Eye Allergies – Treatment

If avoidance of allergic triggers fails to prevent symptoms of allergic conjunctivitis, some people notice mild benefit from cold compresses on the eyes, and eyewashes with tear substitutes. However, medications may be necessary to treat the symptoms. Medications for allergic conjunctivitis include oral anti-histamines and eye drops.

Oral anti-histamines

Many people with allergic eye disease will receive benefit from oral anti-histamines, such as over-the-counter loratadine (Claritin®/Alavert®, generic forms), and prescription cetirizine (Zyrtec®), fexofenadine (Allegra® and generic forms) and desloratadine (Clarinex®). Older, first-generation anti-histamines (such as Benadryl®) are also helpful, but are generally considered too sedating for routine use.

Over-the-counter eye drops

Medicated eye drops are available in over-the-counter and prescription forms. Over-the-counter eye drops for allergic conjunctivitis are currently only available in decongestant (Visine®, Naphcon®, generic forms of naphazoline), and decongestant/anti-histamine combinations (Visine-A®, Naphcon-A®, generic forms of naphazoline/pheniramine).

Decongestant eye drops (with or without anti-histamines) should only be used for short periods of time, as overuse can lead to conjunctivitis medicamentosa (characterized as rebound eye redness/congestion and dependence on the eye drops). These eye drops should not be used by people with glaucoma, and used with caution by people with heart or blood pressure problems.
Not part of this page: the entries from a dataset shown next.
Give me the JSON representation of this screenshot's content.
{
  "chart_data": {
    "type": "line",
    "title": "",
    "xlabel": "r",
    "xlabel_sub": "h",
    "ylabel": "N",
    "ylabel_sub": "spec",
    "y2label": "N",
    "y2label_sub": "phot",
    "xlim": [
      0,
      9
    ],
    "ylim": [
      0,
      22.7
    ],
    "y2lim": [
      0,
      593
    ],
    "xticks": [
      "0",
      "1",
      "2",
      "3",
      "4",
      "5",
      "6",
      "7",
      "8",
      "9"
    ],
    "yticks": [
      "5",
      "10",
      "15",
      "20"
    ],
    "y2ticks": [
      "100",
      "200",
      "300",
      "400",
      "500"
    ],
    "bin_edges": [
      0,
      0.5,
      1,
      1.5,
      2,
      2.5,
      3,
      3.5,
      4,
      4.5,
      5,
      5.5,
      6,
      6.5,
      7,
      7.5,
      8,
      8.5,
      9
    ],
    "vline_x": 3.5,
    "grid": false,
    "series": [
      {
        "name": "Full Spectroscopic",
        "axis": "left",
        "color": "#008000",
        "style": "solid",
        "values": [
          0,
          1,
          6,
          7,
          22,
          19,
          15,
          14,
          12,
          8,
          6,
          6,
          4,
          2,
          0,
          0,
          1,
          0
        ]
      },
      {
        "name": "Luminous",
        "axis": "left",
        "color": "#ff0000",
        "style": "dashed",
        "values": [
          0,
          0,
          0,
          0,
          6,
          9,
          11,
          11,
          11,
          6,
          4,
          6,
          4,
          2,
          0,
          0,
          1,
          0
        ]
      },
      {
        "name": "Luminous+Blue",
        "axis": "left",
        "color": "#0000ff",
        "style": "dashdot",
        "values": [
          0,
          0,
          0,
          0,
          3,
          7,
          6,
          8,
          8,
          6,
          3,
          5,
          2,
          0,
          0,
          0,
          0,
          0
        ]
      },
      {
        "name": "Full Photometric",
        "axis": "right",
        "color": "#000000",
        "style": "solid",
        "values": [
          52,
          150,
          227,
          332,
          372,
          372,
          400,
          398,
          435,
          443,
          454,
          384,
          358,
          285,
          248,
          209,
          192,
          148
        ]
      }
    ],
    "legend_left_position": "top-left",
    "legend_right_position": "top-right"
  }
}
The Food and Drug Administration recently approved ketotifen eye drops (currently available as prescription Zaditor®) for over-the-counter use. This medication is available under the brand name Alaway®. Ketotifen works by a dual action mechanism, with anti-histamine activity and prevention of the release of chemicals from mast cells. Unlike decongestant eye drops, ketotifen would not be expected to result in conjunctivitis medicamentosa with long-term use.

Prescription eye drops

Prescription eye drops are available in five types, based on how the medication works. Decongestant and decongestant/anti-histamine combination drops are also available in prescription forms, which are equivalent to other-the-counter formulations. Other than decongestant forms of eye drops, none of the prescription eye drops are associated with conjunctivitis medicamentosa with long-term use.
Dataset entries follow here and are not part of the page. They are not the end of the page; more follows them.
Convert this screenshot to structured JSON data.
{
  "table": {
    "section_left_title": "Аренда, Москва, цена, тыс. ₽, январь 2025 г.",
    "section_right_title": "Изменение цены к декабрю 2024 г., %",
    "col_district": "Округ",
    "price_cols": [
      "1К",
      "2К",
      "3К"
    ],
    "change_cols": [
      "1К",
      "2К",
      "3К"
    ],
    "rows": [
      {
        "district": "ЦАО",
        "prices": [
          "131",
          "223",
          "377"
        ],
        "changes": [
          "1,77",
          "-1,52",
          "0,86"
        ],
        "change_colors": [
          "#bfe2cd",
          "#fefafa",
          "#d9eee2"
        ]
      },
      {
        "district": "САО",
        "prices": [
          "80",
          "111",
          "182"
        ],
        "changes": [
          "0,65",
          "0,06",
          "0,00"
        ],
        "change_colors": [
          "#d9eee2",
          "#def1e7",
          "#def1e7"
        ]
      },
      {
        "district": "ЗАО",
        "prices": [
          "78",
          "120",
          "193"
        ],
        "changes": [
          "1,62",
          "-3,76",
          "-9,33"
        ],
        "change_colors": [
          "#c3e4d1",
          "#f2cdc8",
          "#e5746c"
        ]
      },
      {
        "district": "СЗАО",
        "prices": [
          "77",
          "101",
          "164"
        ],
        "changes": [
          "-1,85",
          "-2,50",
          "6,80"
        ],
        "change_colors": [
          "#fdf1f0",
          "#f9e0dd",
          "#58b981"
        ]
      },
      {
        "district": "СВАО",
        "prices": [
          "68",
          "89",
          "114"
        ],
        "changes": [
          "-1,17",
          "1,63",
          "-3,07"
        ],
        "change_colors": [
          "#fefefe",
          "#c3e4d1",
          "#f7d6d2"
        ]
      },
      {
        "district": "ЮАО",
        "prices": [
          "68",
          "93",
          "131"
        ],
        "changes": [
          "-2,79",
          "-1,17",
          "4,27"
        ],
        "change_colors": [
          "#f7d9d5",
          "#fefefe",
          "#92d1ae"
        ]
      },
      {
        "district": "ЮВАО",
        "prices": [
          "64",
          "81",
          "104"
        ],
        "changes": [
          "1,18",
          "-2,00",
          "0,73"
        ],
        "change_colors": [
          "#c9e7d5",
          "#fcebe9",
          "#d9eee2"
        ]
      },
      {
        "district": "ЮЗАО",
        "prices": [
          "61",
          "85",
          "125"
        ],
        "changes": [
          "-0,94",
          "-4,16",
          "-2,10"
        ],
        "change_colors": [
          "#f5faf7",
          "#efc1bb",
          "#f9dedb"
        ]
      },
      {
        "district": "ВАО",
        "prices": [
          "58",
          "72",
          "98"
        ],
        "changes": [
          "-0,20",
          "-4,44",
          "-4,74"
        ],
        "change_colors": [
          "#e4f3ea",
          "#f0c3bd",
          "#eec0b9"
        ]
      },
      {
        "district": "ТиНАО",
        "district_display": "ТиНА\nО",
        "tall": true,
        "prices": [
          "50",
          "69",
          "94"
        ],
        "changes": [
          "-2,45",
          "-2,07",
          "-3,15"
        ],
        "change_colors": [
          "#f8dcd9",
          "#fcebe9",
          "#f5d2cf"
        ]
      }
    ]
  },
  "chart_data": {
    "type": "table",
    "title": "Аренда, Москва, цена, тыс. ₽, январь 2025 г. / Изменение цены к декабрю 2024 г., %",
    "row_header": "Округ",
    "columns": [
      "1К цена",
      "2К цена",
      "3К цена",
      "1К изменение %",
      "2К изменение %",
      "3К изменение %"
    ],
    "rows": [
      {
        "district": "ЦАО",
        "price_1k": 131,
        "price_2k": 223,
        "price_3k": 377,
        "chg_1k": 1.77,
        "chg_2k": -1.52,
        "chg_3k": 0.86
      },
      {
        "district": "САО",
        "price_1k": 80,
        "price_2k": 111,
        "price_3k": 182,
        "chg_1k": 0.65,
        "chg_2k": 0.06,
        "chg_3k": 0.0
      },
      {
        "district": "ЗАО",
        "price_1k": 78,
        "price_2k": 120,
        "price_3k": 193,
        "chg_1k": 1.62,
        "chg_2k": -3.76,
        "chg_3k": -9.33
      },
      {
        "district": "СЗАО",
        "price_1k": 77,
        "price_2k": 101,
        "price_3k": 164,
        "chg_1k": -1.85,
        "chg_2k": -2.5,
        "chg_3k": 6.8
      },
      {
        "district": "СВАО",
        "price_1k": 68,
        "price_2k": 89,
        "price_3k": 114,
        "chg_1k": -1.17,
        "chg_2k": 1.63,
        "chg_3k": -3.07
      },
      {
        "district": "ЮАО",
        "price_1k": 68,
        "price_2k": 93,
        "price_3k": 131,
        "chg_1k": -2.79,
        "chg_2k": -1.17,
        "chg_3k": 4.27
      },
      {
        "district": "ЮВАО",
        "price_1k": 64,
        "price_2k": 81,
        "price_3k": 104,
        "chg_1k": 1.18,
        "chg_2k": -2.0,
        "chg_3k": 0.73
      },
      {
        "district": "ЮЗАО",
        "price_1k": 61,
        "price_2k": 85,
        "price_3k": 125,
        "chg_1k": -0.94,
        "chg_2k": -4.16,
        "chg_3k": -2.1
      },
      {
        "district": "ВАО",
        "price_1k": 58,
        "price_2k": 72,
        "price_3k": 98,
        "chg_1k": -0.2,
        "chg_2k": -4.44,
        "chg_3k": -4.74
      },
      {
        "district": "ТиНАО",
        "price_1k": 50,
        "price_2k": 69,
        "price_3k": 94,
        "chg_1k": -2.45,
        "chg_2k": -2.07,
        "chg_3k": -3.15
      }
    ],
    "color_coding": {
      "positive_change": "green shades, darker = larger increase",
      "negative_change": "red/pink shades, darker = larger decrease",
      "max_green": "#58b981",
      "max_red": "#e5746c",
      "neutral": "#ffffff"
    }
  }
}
  • Anti-histamine eye drops

This medication, currently only available as emedastine (Emadine®), works well to treat eye allergies on an “as-needed” basis. Older forms of ant-histamine eye drops have been discontinued.

  • Mast cell stabilizer eye drops

These medications have been around for many years and work well to prevent allergic conjunctivitis symptoms if used before allergen exposure. These are available as cromolyn (Crolom® and generics), nedocromil (Alocril® and generics), lodoxamide (Alomide®) and pemirolast (Alamast®). These medications are not as helpful when used on an “as needed” basis.

  • Anti-histamine/mast cell stabilizer dual-action eye drops

The newest generation of allergy eye drops is superior to either of the single action agents. This class of medication includes olopatadine (Patanol®), azelastine (Optivar®), epinastine (Elestat®) and ketotifen (Zaditor®). These medications block the effects of histamine and prevent mast cells from releasing the chemicals responsible for allergy symptoms.

  • Non-steroidal anti-inflammatory eye drops

Ketorolac (Acular®) is indicated for the treatment of allergic conjunctivitis and works in a similar way as aspirin and ibuprofen. Those with aspirin sensitivity or intolerance should not use this medication.

  •  Corticosteroid eye drops

Use of steroid eye drops can lead to severe complications if not used with caution and under the close supervision of a physician. Complications can include glaucoma, cataract formation, and severe eye infections. One type of steroid eye drop, loteprednol (Alrex®), is indicated for the short-term use (typically less than 7-10 days) of allergic conjunctivitis, but should be used with caution. These medications are usually only needed in severe cases of allergic conjunctivitis, and can act as a “bridge” to another class of medication as listed above.